Setelah sekian hari berlatih untuk dapat mempersiapkan diri dalam turnamen yang akan diselenggarakan di kekaisaran kota, pada akhirnya hari keberangkatan pun telah tiba.
Ketua desa begitu sangat senang, karena kuota desanya yang berjumlah 5 orang, akhirnya terpenuhi.
Nien Chu, Zhurui, Anchen, Anchu dan Siansan, akan ikut dalam turnamen yang diselenggarakan oleh kekaisaran kota tersebut.
Dengan dipimpin ketua desa dan tetua keamanan desa, pada akhirnya rombongan itu pun berangkat menuju ke kota kekaisaran.

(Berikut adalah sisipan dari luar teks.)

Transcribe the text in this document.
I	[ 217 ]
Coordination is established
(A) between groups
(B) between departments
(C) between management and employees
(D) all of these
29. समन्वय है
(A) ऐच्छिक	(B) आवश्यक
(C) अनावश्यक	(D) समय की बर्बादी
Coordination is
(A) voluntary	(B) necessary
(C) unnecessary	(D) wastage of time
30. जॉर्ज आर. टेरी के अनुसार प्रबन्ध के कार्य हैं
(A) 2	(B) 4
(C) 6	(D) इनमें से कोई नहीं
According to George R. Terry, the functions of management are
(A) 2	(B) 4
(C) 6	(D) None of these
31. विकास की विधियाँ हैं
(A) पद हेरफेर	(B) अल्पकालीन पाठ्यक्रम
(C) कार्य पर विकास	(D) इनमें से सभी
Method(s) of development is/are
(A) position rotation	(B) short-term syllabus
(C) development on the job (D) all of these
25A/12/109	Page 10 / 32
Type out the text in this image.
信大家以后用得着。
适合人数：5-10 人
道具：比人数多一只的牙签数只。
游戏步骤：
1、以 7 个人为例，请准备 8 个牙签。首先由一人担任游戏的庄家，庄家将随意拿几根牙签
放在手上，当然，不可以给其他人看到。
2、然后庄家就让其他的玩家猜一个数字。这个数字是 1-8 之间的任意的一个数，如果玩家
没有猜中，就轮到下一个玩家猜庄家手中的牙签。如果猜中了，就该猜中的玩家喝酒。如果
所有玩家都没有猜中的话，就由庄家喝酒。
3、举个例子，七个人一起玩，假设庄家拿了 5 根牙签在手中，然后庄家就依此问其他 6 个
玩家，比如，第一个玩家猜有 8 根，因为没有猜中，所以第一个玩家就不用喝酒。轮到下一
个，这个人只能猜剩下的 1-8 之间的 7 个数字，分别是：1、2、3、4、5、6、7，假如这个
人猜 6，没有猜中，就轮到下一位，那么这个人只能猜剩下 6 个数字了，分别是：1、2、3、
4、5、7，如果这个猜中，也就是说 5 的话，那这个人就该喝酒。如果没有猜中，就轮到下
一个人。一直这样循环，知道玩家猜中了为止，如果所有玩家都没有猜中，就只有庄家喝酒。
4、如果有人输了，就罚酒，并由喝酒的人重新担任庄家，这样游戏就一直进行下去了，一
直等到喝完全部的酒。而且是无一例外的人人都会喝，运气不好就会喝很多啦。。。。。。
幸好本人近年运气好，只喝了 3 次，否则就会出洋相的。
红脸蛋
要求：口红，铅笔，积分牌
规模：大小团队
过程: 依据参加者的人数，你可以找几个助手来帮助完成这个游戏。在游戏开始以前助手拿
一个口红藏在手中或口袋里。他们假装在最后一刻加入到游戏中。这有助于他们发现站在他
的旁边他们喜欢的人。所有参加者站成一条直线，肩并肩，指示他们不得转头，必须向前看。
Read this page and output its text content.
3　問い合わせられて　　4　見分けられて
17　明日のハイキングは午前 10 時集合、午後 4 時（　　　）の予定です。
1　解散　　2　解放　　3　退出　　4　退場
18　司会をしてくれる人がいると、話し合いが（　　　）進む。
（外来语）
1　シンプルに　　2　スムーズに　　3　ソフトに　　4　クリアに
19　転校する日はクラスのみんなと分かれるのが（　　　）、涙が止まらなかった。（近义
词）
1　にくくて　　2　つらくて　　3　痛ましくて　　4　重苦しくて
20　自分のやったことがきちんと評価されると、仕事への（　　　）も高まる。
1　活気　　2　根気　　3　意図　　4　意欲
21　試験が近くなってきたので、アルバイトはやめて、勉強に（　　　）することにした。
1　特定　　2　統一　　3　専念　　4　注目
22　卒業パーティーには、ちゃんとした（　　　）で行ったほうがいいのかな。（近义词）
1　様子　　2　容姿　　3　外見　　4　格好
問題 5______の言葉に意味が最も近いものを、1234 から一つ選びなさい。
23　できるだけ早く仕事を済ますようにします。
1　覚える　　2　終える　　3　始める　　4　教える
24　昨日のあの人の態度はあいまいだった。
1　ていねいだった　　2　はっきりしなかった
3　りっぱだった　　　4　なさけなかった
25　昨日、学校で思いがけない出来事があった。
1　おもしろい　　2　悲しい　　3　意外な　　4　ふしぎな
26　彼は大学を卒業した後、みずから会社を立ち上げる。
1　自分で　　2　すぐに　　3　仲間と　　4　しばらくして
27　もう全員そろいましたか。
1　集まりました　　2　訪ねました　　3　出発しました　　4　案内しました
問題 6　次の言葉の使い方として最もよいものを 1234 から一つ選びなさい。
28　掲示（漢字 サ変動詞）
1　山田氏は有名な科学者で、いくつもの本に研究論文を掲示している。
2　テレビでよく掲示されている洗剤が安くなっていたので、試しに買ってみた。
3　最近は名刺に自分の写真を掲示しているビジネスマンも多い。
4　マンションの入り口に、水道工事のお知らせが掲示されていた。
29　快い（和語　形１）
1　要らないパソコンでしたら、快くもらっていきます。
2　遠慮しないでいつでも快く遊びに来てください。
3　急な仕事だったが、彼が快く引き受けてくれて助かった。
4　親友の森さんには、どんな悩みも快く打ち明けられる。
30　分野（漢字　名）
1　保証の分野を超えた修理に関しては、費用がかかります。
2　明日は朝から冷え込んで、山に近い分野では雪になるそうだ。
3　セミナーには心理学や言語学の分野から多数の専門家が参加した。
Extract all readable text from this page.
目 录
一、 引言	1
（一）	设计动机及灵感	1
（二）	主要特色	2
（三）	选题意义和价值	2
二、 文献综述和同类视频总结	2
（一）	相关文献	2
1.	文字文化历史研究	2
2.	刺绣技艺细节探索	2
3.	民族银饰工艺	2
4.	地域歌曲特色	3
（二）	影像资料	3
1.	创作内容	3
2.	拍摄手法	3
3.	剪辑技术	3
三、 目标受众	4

Ketua desa memakai kereta kuda dalam perjalanannya menuju ke kota kekaisaran kali ini, tetua Ancaw dengan santai menjalankan kereta kudanya menembus lebatnya hutan mengikuti jalan yang menuju ke kota kekaisaran.
Dua hari perjalanan pada akhirnya kereta kuda itu sampai di depan gerbang kota.
Ketua desa memberikan lencana pengenal kepada prajurit penjaga gerbang, agar mereka dapat memasuki gerbang kota kekaisaran dengan aman.
Setelah sedikit melakukan pemeriksaan di dalam kereta, pada akhirnya kereta mereka dapat melintas di gerbang kota, dan langsung menuju ke istana orgy.
"Ketua desa mengapa Istana para elf itu diberi nama istana Orgy?" tanya Nien Chu setelah dari kejauhan melihat istana megah yang ada di depannya.
"Para elf dahulunya lahir oleh kebaikan pohon dewa (Pohon orgy) yang telah memberikan kehidupan kepada ras elf, saat kekosongan kepemimpinan ras elf yang saat itu hanya di pimpin oleh masing masih ketua lewat bola mata yang berbeda, maka seorang pemimpin besar para elf pun lahir dan setelah besar dia pun dapat menyatukan seluruh ras elf dari 5 bola mata yang berbeda, hingga membuat ras elf yang ada berpusat pada satu pimpinan saja.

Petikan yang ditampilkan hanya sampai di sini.